This is not the first time that China would send shock waves around the world about selling toxic food. Some years ago, the USA put a ban on a baby milk from China that had caused baby deaths and put thousands of babies in hospitals in China. Reason? The milk was found to have been adulterated with melamine, a compound used in plastic manufacturing process.
There have also been cases of watered-down baby formula.
This scare should send a great caution to Nigerians who would buy anything packaged for cooking in market places – at least in my part of the country.
About two months ago, I stopped somebody from buying some concoction packaged in a sachet supposedly to be used in cooking inawo (party) food. I told her anything food product from China is a no-no for me, and I mentioned to her something being sold in Nigeria for N25 – not up to twenty US cents – 20% of $1) after having been produced, shipped, custom-excised, et cetera and sold for that amount must be crap.
Generally, I cook with only fresh ingredients, including making the popular Nigerian jollof rice: just cook the stew and add all the thyme, curries … taste is the same! If you have to use canned products, may be you should always check country of origin.

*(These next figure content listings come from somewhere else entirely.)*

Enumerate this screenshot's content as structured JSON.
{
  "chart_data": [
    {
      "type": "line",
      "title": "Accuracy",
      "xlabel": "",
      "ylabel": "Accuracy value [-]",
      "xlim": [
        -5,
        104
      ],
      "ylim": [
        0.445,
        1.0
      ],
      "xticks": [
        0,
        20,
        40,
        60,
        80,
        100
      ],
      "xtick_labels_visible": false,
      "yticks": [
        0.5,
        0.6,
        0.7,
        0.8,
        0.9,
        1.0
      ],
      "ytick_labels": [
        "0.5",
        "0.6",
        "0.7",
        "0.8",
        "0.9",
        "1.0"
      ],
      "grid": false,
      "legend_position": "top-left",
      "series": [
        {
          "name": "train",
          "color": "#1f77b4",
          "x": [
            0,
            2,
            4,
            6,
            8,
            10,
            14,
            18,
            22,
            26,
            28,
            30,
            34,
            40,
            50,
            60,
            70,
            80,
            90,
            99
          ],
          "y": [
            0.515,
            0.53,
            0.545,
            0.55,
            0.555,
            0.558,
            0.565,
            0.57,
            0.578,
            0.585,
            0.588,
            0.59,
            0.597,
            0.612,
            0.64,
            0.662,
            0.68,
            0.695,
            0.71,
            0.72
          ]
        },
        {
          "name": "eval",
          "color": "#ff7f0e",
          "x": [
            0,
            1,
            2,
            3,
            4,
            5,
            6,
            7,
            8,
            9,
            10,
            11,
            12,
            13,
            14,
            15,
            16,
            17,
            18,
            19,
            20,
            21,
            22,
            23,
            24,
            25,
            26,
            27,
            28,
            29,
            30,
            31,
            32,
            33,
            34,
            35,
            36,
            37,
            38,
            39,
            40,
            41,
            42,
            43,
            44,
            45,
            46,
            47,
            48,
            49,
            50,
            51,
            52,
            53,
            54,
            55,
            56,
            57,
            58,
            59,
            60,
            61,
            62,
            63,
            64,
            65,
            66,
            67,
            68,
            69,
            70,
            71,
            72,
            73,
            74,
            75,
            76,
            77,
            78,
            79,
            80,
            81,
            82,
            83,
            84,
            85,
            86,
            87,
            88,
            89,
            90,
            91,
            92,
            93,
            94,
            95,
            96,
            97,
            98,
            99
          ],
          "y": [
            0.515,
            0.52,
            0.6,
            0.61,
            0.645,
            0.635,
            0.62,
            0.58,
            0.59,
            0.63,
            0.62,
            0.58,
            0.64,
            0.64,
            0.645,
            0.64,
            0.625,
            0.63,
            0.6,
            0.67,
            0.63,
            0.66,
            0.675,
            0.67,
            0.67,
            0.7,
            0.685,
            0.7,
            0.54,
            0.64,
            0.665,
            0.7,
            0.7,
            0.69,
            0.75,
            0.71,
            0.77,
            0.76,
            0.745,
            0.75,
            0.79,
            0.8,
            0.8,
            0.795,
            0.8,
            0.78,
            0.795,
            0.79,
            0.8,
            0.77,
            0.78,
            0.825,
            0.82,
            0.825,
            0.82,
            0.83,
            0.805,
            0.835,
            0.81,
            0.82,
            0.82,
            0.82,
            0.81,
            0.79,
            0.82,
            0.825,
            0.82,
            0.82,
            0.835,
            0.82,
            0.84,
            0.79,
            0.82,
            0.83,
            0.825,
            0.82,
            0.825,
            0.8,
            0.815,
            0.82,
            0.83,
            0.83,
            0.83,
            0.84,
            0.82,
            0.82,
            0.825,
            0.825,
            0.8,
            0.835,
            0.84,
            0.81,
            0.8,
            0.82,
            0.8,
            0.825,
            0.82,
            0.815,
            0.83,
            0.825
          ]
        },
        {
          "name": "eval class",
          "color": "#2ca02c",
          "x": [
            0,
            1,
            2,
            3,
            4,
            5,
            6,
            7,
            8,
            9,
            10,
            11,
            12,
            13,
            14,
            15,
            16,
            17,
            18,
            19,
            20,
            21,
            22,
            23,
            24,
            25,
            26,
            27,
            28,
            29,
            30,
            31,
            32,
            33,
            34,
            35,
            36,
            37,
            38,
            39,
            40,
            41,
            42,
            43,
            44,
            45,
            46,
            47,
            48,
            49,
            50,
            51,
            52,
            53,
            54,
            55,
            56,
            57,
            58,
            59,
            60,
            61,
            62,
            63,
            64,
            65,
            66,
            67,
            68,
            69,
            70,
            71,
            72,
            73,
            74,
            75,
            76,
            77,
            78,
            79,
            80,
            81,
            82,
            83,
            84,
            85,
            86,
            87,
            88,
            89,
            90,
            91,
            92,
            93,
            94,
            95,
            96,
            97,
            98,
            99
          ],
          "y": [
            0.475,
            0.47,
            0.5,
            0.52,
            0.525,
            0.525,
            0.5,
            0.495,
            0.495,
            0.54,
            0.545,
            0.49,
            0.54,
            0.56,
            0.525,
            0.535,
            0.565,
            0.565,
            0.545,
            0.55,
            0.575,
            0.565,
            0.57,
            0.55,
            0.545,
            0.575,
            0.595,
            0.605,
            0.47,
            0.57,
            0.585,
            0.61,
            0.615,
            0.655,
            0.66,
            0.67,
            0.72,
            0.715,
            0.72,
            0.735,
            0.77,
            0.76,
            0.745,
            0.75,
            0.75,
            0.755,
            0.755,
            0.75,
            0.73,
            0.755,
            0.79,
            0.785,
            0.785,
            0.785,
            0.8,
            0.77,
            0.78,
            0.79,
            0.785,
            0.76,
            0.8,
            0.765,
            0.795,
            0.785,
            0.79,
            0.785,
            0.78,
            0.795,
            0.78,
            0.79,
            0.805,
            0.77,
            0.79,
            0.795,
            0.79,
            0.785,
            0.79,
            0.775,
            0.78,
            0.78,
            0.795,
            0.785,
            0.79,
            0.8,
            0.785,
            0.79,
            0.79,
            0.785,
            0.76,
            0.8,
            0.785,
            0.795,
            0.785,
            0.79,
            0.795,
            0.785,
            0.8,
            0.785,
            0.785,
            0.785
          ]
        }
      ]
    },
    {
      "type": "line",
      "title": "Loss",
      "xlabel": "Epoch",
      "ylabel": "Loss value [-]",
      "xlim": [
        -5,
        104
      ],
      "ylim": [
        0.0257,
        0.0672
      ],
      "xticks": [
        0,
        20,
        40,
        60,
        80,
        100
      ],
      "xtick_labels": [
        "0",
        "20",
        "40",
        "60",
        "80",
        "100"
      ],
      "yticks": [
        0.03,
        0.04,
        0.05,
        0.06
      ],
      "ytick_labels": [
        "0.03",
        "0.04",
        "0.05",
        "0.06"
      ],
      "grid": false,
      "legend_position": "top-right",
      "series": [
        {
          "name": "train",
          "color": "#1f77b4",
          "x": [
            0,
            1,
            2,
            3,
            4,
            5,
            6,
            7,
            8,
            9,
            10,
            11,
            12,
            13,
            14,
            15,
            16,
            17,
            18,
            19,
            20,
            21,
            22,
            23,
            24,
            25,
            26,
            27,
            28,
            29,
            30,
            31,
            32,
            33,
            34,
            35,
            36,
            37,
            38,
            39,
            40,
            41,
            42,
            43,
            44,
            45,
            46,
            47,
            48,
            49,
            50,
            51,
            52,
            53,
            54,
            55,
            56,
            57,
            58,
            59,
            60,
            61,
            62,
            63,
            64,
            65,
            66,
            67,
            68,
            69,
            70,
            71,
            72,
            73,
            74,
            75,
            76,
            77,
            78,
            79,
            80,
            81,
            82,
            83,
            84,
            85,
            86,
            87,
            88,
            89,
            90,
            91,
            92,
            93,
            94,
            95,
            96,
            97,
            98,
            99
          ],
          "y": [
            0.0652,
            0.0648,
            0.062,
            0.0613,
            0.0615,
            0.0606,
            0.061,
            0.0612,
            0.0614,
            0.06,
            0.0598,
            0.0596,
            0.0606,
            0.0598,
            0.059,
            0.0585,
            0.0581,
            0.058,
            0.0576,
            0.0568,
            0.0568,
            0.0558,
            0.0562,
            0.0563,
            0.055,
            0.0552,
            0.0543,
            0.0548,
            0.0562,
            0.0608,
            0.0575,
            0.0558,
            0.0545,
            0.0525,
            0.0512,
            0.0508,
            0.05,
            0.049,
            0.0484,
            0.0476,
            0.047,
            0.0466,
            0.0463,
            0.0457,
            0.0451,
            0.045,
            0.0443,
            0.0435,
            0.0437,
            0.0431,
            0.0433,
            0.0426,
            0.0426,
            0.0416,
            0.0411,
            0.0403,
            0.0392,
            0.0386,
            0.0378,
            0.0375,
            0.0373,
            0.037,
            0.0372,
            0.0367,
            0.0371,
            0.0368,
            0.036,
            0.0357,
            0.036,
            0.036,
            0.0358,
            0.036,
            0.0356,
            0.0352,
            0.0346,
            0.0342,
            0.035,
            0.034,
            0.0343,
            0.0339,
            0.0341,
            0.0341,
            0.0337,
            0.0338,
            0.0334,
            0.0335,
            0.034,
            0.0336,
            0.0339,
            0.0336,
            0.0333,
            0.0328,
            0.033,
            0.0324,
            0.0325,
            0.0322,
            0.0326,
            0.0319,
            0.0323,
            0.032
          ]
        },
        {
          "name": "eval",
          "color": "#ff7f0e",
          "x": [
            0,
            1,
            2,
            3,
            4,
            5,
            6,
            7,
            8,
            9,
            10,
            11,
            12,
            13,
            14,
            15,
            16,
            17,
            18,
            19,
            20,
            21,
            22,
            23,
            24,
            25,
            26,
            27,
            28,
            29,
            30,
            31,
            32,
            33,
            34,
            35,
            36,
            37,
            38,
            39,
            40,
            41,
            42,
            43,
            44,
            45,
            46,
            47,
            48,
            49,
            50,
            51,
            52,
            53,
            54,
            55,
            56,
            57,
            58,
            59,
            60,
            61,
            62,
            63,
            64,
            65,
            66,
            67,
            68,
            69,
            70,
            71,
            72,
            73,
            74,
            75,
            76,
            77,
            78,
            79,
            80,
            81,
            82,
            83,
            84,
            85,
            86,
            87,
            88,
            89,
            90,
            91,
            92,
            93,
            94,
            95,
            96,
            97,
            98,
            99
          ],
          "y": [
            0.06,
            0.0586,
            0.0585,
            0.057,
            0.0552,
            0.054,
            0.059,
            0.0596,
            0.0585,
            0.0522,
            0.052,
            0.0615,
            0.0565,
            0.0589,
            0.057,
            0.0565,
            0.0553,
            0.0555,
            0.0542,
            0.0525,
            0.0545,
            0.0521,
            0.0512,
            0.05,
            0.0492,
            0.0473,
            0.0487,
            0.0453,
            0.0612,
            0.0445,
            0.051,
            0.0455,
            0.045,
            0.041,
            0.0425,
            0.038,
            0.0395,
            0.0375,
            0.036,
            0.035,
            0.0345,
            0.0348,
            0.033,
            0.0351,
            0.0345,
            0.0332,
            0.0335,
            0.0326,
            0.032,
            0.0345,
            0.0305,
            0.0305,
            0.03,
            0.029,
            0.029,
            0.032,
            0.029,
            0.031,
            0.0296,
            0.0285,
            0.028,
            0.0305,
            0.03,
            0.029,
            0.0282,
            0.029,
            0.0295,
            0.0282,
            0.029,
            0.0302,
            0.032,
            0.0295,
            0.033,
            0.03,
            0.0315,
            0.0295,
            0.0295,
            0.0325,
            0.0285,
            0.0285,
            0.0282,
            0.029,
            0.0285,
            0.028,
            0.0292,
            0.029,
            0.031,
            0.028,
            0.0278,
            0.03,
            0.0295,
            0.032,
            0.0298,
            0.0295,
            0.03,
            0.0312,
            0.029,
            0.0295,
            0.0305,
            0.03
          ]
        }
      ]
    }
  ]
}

I’ve found a lot of imported things in Nigeria’s market places do not contain countries of manufacture or origin despite NAFDAC (the country’s food licensing body). If a product has no country of origin, I take it that the country has no pride in her products and I stay away from such purchases.
Nigerians, especially southerners – and particularly Yorubas – are fond of eating excessive quantities of meat, and with their savvy at rustling perhaps some of the tastiest stewed meat in the world, anything meat is always desired.